*Por Talita Guimarães
Quando minha avó Madalena anoiteceu eu ainda não havia amanhecido. E se falo assim para me referir ao nosso desencontro nesse mundo é porque meu pai, seu filho, me ensinou a pensar assim, relacionando o ciclo da vida ao dos dias. Aprendeu com ela.
Enquanto penso nos desencontros, descompassos e desencantos da vida, divago sobre nosso constante medo da finitude das coisas, incluindo as que sequer começaram. “A gente é feito pra acabar”, canta Marcelo Jeneci na última faixa de seu primeiro disco; a posição da música no repertório pensada para dialogar com sua mensagem, que embora sejamos capazes de entender, deliberadamente nos permitimos quase sempre não lembrar.
Quando em uma manhã ensolarada meu pai me sopra as lições de vovó enquanto espero meu ônibus, percebo que é possível aprender diariamente a lidar com a impermanência das coisas. Pois todos os dias viajamos de mãos dadas com um ciclo único, destinado a acabar.

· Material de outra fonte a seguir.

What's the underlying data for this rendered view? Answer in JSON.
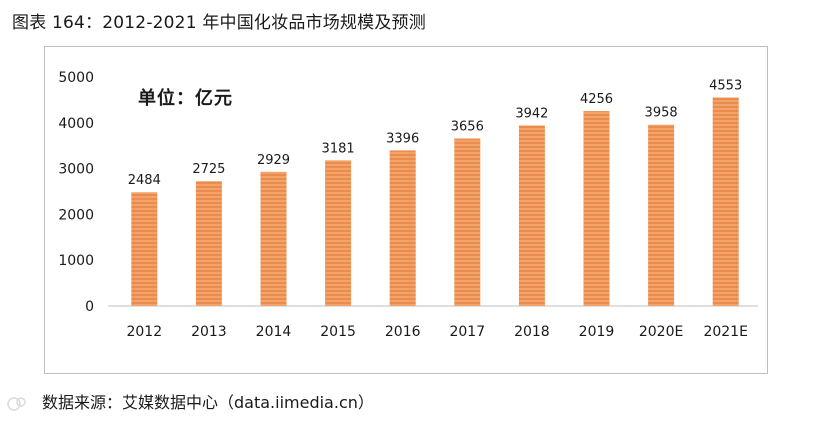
{
  "figure": {
    "title": "图表 164：2012-2021 年中国化妆品市场规模及预测",
    "source": "数据来源：艾媒数据中心（data.iimedia.cn）"
  },
  "colors": {
    "bar_fill": "#f2a36b",
    "bar_stripe": "#e8823f",
    "axis": "#bfbfbf",
    "text": "#1a1a1a"
  },
  "chart_data": {
    "type": "bar",
    "unit_label": "单位：亿元",
    "categories": [
      "2012",
      "2013",
      "2014",
      "2015",
      "2016",
      "2017",
      "2018",
      "2019",
      "2020E",
      "2021E"
    ],
    "values": [
      2484,
      2725,
      2929,
      3181,
      3396,
      3656,
      3942,
      4256,
      3958,
      4553
    ],
    "yticks": [
      0,
      1000,
      2000,
      3000,
      4000,
      5000
    ],
    "ylim": [
      0,
      5000
    ],
    "xlabel": "",
    "ylabel": "",
    "grid": false,
    "legend": "none",
    "data_labels": true
  }
}
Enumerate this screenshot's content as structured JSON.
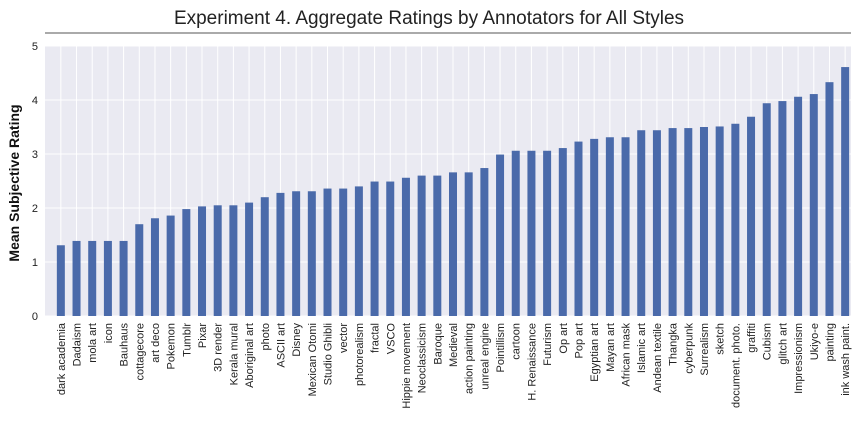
{
  "chart_data": {
    "type": "bar",
    "title": "Experiment 4. Aggregate Ratings by Annotators for All Styles",
    "xlabel": "",
    "ylabel": "Mean Subjective Rating",
    "ylim": [
      0,
      5
    ],
    "yticks": [
      "0",
      "1",
      "2",
      "3",
      "4",
      "5"
    ],
    "grid": true,
    "legend": "none",
    "colors": {
      "bar": "#4a6aaa",
      "plot_bg": "#eaeaf2",
      "grid": "#ffffff",
      "title_rule": "#555555"
    },
    "categories": [
      "dark academia",
      "Dadaism",
      "mola art",
      "icon",
      "Bauhaus",
      "cottagecore",
      "art deco",
      "Pokemon",
      "Tumblr",
      "Pixar",
      "3D render",
      "Kerala mural",
      "Aboriginal art",
      "photo",
      "ASCII art",
      "Disney",
      "Mexican Otomi",
      "Studio Ghibli",
      "vector",
      "photorealism",
      "fractal",
      "VSCO",
      "Hippie movement",
      "Neoclassicism",
      "Baroque",
      "Medieval",
      "action painting",
      "unreal engine",
      "Pointillism",
      "cartoon",
      "H. Renaissance",
      "Futurism",
      "Op art",
      "Pop art",
      "Egyptian art",
      "Mayan art",
      "African mask",
      "Islamic art",
      "Andean textile",
      "Thangka",
      "cyberpunk",
      "Surrealism",
      "sketch",
      "document. photo.",
      "graffiti",
      "Cubism",
      "glitch art",
      "Impressionism",
      "Ukiyo-e",
      "painting",
      "ink wash paint."
    ],
    "values": [
      1.31,
      1.39,
      1.39,
      1.39,
      1.39,
      1.7,
      1.81,
      1.86,
      1.98,
      2.03,
      2.05,
      2.05,
      2.1,
      2.2,
      2.28,
      2.31,
      2.31,
      2.36,
      2.36,
      2.4,
      2.49,
      2.49,
      2.56,
      2.6,
      2.6,
      2.66,
      2.66,
      2.74,
      2.99,
      3.06,
      3.06,
      3.06,
      3.11,
      3.23,
      3.28,
      3.31,
      3.31,
      3.44,
      3.44,
      3.48,
      3.48,
      3.5,
      3.51,
      3.56,
      3.69,
      3.94,
      3.98,
      4.06,
      4.11,
      4.33,
      4.61
    ]
  }
}
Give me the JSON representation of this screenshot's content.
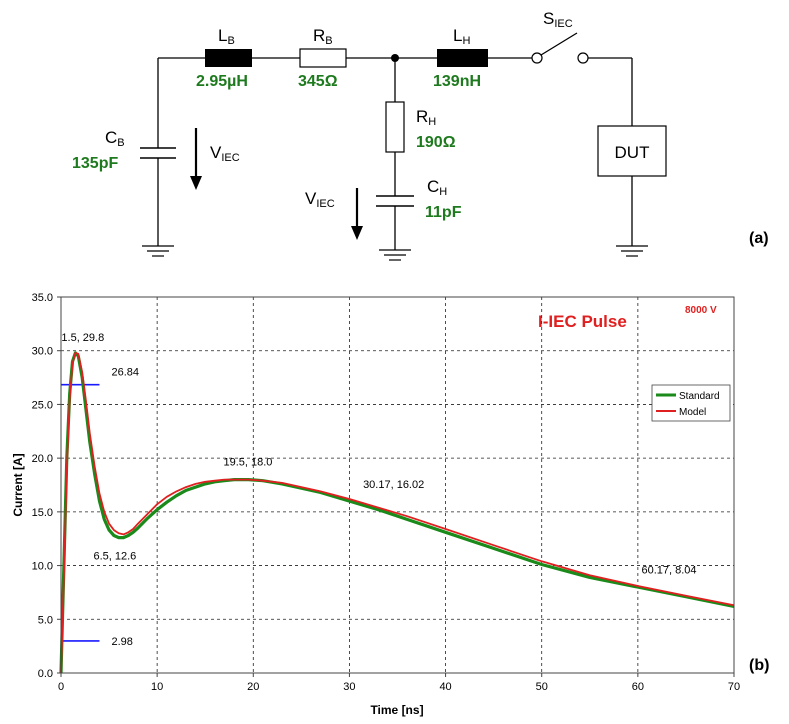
{
  "circuit": {
    "panel_label": "(a)",
    "cb": {
      "name": "C",
      "sub": "B",
      "value": "135pF"
    },
    "lb": {
      "name": "L",
      "sub": "B",
      "value": "2.95µH"
    },
    "rb": {
      "name": "R",
      "sub": "B",
      "value": "345Ω"
    },
    "lh": {
      "name": "L",
      "sub": "H",
      "value": "139nH"
    },
    "rh": {
      "name": "R",
      "sub": "H",
      "value": "190Ω"
    },
    "ch": {
      "name": "C",
      "sub": "H",
      "value": "11pF"
    },
    "switch": {
      "name": "S",
      "sub": "IEC"
    },
    "dut": "DUT",
    "viec_left": {
      "name": "V",
      "sub": "IEC"
    },
    "viec_right": {
      "name": "V",
      "sub": "IEC"
    },
    "colors": {
      "value_text": "#1e7a1e",
      "wire": "#000000"
    }
  },
  "chart_data": {
    "type": "line",
    "panel_label": "(b)",
    "title": "I-IEC Pulse",
    "voltage_label": "8000 V",
    "xlabel": "Time [ns]",
    "ylabel": "Current [A]",
    "xlim": [
      0,
      70
    ],
    "ylim": [
      0,
      35
    ],
    "x_ticks": [
      "0",
      "10",
      "20",
      "30",
      "40",
      "50",
      "60",
      "70"
    ],
    "y_ticks": [
      "0.0",
      "5.0",
      "10.0",
      "15.0",
      "20.0",
      "25.0",
      "30.0",
      "35.0"
    ],
    "grid": true,
    "legend_position": "right",
    "series": [
      {
        "name": "Standard",
        "color": "#1a8a1a",
        "x": [
          0,
          0.3,
          0.6,
          0.9,
          1.2,
          1.5,
          1.8,
          2.2,
          2.6,
          3,
          3.5,
          4,
          4.5,
          5,
          5.5,
          6,
          6.5,
          7,
          7.5,
          8,
          9,
          10,
          11,
          12,
          13,
          14,
          15,
          16,
          17,
          18,
          19.5,
          21,
          23,
          25,
          27,
          30,
          33,
          36,
          40,
          45,
          50,
          55,
          60,
          65,
          70
        ],
        "y": [
          0,
          10,
          20,
          26,
          29,
          29.8,
          29.5,
          27.5,
          24.5,
          21.5,
          18.5,
          16,
          14.3,
          13.3,
          12.8,
          12.6,
          12.6,
          12.8,
          13.1,
          13.5,
          14.4,
          15.2,
          15.9,
          16.5,
          17.0,
          17.3,
          17.6,
          17.8,
          17.9,
          18.0,
          18.0,
          17.9,
          17.6,
          17.2,
          16.8,
          16.0,
          15.2,
          14.3,
          13.1,
          11.6,
          10.1,
          8.9,
          8.0,
          7.1,
          6.2
        ]
      },
      {
        "name": "Model",
        "color": "#e02020",
        "x": [
          0,
          0.3,
          0.6,
          0.9,
          1.2,
          1.5,
          1.8,
          2.2,
          2.6,
          3,
          3.5,
          4,
          4.5,
          5,
          5.5,
          6,
          6.5,
          7,
          7.5,
          8,
          9,
          10,
          11,
          12,
          13,
          14,
          15,
          16,
          17,
          18,
          19.5,
          21,
          23,
          25,
          27,
          30,
          33,
          36,
          40,
          45,
          50,
          55,
          60,
          65,
          70
        ],
        "y": [
          0,
          9,
          19,
          25.5,
          28.8,
          29.8,
          29.7,
          28.0,
          25.3,
          22.3,
          19.2,
          16.7,
          15.0,
          13.9,
          13.3,
          13.0,
          12.9,
          13.1,
          13.4,
          13.9,
          14.8,
          15.7,
          16.4,
          16.9,
          17.3,
          17.6,
          17.8,
          17.9,
          18.0,
          18.0,
          18.0,
          17.9,
          17.7,
          17.3,
          16.9,
          16.2,
          15.4,
          14.6,
          13.4,
          11.9,
          10.4,
          9.1,
          8.1,
          7.2,
          6.3
        ]
      }
    ],
    "reference_lines": [
      {
        "y": 26.84,
        "x_range": [
          0,
          4
        ],
        "label": "26.84",
        "color": "#1a1aff"
      },
      {
        "y": 2.98,
        "x_range": [
          0,
          4
        ],
        "label": "2.98",
        "color": "#1a1aff"
      }
    ],
    "annotations": [
      {
        "text": "1.5, 29.8",
        "x": 1.5,
        "y": 29.8
      },
      {
        "text": "6.5, 12.6",
        "x": 6.5,
        "y": 12.6
      },
      {
        "text": "19.5, 18.0",
        "x": 19.5,
        "y": 18.0
      },
      {
        "text": "30.17, 16.02",
        "x": 30.17,
        "y": 16.02
      },
      {
        "text": "60.17, 8.04",
        "x": 60.17,
        "y": 8.04
      }
    ]
  }
}
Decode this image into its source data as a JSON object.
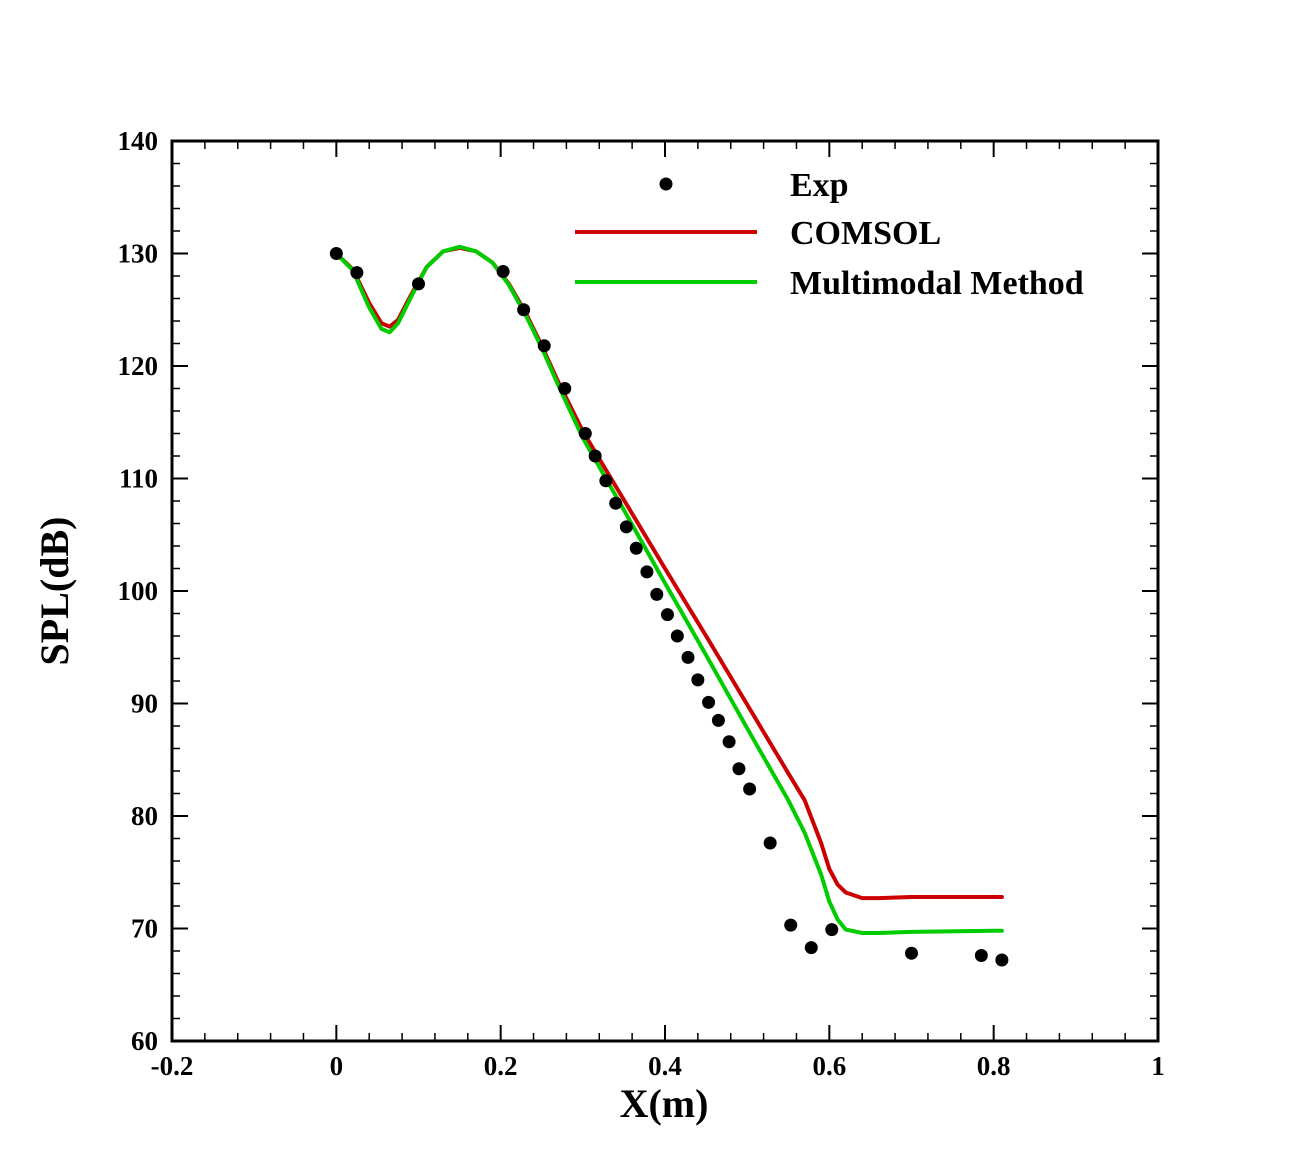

Parece sempre igual, mas jamais é. As semelhanças estão lá porque as colocamos, em certa medida, graças a nossa capacidade humana de reconhecer padrões e encontrar conforto e segurança neles. Mas cada diazinho é mesmo único e precioso de um jeito que talvez só percebamos após um período de acúmulo desses recortes aparentemente ínfimos que juntos formam um todo imenso.